Het is gelet op het voorgaande niet mogelijk om in de toelichting te duiden hoeveel verzekeraars de verruimde dekking na inwerkingtreding van dit besluit zullen gaan aanbieden en wat dit betekent voor de kosten van de polissen. Gelet hierop en indachtig het advies van de Afdeling acht de regering het wenselijk de uitwerking van dit besluit in de praktijk te monitoren. In overleg met de betrokken veldpartijen zal worden bezien op welke wijze hieraan invulling kan worden gegeven.

De nota van toelichting bij het besluit is overeenkomstig deze reactie op het advies van de Afdeling aangevuld (zie de paragrafen 1.2 tot en met 3 van de nota van toelichting).

Ik moge U hierbij het ontwerpbesluit en de gewijzigde nota van toelichting doen toekomen en U verzoeken overeenkomstig dit ontwerp te besluiten.

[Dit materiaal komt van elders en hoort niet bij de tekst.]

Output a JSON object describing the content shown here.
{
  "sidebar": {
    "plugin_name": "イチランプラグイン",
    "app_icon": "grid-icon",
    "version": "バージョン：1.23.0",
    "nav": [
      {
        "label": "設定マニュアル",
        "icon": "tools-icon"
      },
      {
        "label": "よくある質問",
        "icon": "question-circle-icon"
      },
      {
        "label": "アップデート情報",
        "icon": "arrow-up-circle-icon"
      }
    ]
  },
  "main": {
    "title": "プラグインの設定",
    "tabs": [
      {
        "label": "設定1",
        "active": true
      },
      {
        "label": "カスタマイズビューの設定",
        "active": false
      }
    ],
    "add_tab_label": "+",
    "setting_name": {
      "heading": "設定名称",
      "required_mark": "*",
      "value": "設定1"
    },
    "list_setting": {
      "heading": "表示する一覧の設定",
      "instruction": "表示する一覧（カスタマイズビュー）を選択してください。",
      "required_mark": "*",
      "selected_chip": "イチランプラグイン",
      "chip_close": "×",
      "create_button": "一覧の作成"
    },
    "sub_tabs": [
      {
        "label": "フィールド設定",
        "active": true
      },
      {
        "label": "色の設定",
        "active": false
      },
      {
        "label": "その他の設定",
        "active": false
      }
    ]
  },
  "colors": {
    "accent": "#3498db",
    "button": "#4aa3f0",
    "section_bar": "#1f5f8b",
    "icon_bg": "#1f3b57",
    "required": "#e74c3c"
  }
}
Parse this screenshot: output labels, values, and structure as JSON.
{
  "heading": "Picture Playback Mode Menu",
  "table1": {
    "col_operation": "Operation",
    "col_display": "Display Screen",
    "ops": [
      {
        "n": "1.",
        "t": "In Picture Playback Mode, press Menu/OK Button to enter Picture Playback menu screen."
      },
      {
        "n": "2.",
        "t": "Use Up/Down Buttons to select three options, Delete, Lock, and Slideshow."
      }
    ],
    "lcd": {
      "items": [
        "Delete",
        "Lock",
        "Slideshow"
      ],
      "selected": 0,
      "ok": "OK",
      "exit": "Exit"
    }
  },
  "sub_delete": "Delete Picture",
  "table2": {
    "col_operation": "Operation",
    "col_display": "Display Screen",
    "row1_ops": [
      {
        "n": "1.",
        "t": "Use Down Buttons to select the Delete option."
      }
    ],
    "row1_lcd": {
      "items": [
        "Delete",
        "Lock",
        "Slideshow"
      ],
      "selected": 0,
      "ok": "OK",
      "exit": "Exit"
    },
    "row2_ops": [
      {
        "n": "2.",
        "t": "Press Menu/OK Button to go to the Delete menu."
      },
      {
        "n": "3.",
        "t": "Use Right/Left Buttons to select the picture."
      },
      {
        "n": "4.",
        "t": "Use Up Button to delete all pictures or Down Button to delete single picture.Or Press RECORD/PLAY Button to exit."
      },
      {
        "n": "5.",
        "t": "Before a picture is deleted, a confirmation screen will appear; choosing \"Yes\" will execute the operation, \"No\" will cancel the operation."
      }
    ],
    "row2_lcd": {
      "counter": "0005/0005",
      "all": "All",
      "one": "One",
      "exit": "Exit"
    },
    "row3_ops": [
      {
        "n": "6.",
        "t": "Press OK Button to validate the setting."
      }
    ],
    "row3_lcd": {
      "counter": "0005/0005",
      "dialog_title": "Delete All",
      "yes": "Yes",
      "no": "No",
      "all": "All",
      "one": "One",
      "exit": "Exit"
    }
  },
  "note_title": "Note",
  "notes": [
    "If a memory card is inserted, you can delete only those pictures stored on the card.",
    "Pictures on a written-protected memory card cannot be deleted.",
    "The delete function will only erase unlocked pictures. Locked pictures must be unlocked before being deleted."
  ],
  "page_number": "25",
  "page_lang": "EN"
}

De Minister van Volksgezondheid, Welzijn en Sport


Voetnoten

(1) Zoals bedoeld in par. 4 en 5 van de Embryowet.
(2) Artikel 4, tweede lid van het Besluit.
(3) Stb 2003, 266, artikel 5.
(4) Stb 2014, 477, nota van toelichting, Artikelsgewijs, artikel 4.
(5) Nota van toelichting, Algemeen.
(6) Evaluatierapport Derde evaluatie Wet medisch-wetenschappelijk onderzoek met mensen, p. .
(7) Nota van toelichting, Algemeen.
(8) Nota van toelichting, Algemeen.
(9) Nota van toelichting, Algemeen.
(10) Nota van toelichting, Algemeen en Consultatie.
(11) Nota van toelichting, Algemeen.